Traveling by the Book

Travel books tempt many of us. Occasionally, a writer's evocative rendition of a place inspires us to visit it. Travel writers Patrick Leigh Fermor, Paul Theroux, Wilfred Thesiger, Eric Newby, Freya Stark, Bruce Chatwin and Ian Frazier all have the unerring ability to do this.

Friends and fellow travelers have mentioned a few books that led to trips. After a two-day marathon of watching the DVD of Jewel in the Crown, and having read Paul Scott's marvelous Raj Quartet on which it was based, four friends made a 26-day trip to India. They traveled to all the must-see tourist destinations but, in deference to Scott, capped their trip with a three-day stay at the Windamere Hotel in Darjeeling, truly the last of the Raj.

Another group set out to go up the Mississippi River from New Orleans to Memphis after reading Lee Smith's The Last Girls, that marvelous story of four friends (out of 12 who originally made the river trip on a makeshift raft) who gather to scatter a friend's ashes at the mouth of the Mississippi. Once they were girls, carefree and adventurous, now they're women, making all the important stops that bring the history of the South--and Southern women--to brilliant life.

A book that nobody expected to become a hardy perennial is Midnight in the Garden of Good and Evil: A Savannah Story. The story, which revolves around the tale of millionaire Jim Williams, is irresistible.
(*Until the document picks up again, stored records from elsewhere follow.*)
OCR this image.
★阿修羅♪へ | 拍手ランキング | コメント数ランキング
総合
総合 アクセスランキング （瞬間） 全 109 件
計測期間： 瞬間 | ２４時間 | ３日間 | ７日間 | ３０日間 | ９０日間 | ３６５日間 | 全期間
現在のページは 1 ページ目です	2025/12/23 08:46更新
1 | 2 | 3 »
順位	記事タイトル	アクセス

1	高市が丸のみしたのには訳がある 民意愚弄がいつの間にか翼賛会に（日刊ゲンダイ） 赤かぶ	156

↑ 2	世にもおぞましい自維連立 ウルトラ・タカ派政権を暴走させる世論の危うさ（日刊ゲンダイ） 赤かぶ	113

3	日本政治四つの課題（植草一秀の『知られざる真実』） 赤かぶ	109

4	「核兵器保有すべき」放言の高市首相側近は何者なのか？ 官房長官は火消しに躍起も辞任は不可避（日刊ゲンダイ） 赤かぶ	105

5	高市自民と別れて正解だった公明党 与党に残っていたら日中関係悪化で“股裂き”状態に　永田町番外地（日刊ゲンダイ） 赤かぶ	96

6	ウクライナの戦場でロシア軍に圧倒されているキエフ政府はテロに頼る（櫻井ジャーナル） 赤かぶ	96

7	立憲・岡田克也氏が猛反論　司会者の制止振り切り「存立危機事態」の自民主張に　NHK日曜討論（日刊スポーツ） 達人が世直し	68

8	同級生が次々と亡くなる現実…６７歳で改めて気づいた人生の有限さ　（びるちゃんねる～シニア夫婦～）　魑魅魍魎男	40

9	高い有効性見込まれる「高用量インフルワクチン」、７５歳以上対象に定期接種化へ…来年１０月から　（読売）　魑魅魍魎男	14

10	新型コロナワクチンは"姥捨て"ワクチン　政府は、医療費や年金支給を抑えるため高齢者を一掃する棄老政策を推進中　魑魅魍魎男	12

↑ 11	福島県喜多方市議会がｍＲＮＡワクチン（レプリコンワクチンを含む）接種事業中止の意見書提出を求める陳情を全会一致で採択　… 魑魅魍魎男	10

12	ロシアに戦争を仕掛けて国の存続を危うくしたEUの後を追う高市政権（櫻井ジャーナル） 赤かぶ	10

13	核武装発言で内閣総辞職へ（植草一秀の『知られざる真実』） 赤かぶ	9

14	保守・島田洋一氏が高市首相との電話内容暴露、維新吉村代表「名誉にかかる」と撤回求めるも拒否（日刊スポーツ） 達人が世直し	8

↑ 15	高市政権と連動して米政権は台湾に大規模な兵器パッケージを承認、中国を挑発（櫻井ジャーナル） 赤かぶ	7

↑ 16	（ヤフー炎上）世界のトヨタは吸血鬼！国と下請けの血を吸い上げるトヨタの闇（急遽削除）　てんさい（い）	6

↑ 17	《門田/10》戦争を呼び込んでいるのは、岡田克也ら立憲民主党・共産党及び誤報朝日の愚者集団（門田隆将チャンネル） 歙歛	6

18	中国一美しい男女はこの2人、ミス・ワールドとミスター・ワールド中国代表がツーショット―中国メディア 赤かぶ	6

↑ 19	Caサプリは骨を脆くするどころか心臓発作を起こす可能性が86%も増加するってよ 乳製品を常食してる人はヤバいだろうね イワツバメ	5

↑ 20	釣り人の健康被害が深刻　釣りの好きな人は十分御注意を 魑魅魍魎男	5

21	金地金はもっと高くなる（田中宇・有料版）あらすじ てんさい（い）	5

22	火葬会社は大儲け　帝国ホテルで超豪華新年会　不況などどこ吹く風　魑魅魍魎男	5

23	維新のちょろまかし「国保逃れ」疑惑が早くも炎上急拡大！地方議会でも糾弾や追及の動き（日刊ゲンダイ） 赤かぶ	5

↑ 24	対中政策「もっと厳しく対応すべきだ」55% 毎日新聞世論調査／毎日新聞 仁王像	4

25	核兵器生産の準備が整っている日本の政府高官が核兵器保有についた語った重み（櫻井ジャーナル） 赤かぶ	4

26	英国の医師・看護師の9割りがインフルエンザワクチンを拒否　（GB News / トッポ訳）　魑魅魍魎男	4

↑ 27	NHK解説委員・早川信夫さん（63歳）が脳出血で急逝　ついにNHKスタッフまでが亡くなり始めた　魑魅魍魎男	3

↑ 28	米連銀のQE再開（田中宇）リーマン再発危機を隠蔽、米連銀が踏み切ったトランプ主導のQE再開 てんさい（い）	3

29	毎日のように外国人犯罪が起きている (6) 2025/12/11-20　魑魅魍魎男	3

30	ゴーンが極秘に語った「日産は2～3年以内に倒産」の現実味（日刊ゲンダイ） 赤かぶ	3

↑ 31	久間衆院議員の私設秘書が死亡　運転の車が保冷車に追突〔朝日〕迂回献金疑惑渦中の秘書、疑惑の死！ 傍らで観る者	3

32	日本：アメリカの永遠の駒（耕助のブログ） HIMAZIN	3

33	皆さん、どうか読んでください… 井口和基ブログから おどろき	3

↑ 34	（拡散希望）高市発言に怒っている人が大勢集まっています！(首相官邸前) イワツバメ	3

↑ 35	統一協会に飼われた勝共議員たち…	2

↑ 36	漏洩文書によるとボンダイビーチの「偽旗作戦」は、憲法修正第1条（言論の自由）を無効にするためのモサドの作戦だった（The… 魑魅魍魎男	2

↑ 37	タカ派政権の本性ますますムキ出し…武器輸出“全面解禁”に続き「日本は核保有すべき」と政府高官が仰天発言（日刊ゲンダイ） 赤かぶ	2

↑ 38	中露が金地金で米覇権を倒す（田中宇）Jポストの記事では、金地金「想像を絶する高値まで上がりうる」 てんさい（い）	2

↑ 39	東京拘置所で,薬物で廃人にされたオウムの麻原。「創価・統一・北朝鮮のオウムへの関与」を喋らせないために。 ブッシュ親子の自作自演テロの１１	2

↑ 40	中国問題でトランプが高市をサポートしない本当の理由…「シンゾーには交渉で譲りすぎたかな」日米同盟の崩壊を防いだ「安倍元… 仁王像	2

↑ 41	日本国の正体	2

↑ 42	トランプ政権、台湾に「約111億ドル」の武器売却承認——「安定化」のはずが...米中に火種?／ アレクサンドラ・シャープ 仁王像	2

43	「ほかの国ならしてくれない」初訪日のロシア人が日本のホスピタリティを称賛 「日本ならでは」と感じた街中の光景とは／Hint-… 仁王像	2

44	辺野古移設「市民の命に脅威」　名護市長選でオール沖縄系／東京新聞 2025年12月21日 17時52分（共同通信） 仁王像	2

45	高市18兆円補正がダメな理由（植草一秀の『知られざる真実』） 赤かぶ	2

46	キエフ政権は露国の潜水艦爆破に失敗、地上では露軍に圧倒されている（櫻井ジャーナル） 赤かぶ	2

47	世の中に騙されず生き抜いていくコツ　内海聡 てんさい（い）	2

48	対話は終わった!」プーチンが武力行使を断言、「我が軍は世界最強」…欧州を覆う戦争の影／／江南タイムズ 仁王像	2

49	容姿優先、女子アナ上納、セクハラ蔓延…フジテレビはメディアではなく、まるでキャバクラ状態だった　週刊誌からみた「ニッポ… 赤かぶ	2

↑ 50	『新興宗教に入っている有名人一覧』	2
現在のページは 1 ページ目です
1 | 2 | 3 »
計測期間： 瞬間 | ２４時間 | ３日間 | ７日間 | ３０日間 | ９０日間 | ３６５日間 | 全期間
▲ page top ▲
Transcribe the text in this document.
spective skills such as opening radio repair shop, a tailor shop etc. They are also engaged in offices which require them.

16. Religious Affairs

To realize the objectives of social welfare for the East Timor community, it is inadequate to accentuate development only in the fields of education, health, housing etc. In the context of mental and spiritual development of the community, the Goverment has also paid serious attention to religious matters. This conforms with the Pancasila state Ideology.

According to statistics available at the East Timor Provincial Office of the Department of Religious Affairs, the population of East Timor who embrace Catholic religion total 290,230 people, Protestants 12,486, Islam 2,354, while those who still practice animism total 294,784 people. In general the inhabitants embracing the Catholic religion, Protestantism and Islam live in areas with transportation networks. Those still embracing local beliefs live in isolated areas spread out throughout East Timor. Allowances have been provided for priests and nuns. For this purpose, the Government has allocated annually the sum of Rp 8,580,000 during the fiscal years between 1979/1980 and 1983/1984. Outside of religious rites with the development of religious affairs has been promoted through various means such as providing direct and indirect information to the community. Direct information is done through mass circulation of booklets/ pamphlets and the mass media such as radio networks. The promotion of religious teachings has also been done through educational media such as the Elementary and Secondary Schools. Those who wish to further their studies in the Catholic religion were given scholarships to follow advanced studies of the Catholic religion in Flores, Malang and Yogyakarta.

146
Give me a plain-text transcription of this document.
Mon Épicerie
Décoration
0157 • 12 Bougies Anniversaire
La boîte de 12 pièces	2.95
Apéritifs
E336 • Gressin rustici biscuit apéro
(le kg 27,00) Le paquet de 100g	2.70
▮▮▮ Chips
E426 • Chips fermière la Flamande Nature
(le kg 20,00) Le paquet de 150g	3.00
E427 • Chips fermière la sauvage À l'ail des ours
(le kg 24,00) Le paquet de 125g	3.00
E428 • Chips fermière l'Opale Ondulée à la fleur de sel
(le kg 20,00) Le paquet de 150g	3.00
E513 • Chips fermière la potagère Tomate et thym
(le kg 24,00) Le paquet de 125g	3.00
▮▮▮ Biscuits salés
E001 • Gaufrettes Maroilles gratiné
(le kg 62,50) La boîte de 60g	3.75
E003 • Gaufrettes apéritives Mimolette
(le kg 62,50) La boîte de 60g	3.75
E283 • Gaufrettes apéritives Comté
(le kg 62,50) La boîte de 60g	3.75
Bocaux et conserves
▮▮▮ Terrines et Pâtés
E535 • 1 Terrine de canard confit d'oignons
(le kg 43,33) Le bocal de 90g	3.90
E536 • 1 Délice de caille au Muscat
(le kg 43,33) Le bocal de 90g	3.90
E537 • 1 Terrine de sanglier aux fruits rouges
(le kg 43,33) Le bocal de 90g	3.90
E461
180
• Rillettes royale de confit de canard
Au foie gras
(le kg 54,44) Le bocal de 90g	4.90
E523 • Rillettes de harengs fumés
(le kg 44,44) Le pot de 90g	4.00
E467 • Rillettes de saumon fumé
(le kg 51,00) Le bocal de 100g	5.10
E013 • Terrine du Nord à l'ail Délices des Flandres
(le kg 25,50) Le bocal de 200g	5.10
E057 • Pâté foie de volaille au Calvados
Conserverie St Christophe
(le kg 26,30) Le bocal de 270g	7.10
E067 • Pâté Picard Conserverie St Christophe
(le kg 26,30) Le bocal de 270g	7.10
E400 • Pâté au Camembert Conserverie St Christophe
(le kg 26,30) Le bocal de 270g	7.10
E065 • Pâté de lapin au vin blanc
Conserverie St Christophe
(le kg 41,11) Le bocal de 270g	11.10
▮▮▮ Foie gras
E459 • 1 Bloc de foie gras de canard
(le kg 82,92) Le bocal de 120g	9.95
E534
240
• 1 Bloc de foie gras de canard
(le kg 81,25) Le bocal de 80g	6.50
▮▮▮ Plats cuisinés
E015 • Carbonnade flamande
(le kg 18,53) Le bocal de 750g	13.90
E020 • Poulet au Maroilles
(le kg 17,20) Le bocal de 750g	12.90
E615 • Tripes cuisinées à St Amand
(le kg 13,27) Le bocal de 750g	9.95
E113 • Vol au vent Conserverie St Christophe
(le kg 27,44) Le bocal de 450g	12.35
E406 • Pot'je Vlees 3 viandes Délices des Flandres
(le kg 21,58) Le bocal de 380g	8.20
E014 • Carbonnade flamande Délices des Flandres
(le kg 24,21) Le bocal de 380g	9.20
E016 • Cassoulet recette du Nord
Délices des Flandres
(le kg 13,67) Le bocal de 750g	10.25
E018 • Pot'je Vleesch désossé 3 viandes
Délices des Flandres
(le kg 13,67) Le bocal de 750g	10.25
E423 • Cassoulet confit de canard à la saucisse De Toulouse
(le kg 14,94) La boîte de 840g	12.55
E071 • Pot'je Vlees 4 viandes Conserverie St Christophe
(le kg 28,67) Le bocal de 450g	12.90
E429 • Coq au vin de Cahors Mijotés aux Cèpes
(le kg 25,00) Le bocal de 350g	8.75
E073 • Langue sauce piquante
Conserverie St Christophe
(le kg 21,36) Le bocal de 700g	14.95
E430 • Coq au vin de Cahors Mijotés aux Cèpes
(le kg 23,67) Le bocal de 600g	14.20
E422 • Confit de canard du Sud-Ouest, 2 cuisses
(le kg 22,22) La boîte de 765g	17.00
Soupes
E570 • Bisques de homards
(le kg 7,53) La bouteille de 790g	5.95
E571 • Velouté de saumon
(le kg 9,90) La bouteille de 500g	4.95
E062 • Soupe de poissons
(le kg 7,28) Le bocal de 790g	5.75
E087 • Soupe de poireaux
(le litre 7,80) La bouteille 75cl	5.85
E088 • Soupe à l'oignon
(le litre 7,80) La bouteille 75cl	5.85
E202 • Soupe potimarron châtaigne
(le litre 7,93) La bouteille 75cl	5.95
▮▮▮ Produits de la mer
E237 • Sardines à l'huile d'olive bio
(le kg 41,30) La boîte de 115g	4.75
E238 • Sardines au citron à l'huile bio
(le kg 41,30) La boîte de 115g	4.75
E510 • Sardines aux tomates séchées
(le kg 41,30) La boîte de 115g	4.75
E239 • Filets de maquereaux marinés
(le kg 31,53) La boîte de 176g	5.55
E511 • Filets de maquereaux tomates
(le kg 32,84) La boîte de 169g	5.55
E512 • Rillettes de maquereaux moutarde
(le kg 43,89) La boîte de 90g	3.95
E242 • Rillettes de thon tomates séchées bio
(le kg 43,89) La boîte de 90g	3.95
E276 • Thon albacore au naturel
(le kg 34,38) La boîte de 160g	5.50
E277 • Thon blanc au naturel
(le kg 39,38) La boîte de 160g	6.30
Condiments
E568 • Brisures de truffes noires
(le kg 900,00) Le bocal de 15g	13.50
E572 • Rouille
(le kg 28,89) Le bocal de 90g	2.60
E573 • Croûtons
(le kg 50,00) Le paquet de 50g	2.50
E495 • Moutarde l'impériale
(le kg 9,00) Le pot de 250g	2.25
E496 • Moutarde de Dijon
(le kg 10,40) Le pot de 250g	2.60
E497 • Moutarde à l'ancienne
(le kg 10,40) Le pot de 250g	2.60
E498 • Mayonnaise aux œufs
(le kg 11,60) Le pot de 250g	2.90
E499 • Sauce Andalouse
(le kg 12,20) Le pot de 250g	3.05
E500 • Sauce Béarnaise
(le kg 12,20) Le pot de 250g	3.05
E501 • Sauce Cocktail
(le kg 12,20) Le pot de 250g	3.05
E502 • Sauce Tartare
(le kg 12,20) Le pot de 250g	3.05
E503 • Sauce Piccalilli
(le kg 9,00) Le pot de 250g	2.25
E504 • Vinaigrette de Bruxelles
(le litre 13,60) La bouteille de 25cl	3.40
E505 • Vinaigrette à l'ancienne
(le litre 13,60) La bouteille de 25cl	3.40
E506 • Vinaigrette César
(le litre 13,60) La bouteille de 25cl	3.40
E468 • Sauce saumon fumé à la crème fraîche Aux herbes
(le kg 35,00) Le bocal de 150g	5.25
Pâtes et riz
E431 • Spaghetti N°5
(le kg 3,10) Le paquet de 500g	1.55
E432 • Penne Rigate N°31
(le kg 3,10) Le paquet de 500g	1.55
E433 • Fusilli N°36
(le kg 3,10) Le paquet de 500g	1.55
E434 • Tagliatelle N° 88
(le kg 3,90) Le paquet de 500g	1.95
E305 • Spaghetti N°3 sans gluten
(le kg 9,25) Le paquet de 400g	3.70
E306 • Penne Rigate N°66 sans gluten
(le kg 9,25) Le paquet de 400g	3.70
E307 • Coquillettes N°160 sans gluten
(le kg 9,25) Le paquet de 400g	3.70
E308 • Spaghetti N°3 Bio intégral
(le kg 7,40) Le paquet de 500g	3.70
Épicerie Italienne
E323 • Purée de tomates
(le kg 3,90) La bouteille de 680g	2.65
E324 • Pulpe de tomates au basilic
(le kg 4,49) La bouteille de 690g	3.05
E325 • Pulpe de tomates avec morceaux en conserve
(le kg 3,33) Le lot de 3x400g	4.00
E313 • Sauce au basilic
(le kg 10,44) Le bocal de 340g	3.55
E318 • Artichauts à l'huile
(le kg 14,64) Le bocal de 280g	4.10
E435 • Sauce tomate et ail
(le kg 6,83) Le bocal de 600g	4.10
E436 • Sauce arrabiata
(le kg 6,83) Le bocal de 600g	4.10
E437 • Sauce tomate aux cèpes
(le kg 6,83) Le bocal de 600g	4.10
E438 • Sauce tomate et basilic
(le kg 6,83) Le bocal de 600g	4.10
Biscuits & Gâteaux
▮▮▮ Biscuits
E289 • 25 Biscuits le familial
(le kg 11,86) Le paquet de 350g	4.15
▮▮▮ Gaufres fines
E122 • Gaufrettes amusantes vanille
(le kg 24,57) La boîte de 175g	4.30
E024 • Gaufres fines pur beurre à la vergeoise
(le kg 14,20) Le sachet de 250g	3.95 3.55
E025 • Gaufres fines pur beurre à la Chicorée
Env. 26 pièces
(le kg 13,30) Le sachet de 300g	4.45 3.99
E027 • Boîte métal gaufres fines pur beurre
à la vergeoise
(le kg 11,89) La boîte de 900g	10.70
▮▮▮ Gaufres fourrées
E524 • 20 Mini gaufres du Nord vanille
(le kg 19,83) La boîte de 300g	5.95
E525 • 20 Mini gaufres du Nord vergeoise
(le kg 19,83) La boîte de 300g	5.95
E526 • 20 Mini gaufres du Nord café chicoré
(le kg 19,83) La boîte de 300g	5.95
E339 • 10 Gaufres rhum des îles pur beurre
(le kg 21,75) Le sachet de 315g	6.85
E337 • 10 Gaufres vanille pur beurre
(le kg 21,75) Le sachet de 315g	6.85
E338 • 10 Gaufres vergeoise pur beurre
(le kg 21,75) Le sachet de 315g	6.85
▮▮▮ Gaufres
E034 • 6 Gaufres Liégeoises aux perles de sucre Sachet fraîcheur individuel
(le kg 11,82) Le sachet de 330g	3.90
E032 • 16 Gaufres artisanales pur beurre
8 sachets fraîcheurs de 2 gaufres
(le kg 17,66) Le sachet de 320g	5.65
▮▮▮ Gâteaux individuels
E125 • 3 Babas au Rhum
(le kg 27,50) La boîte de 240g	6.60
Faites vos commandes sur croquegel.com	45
After four trials, Williams was eventually acquitted of the murder of a male prostitute in his home, built by songwriter Johnny Mercer's great-grandfather. (The magnificent Mercer Williams House on Monterey Square is still the destination of many Savannah tours, 18 years after the book's publication.) In the company of entertainer/drag queen Lady Chablis, author John Berendt brings us along as he explores the culture and visits local haunts.

What have you read that makes you reach for your suitcase? --Valerie Ryan, Cannon Beach Book Company, Cannon Beach, Ore.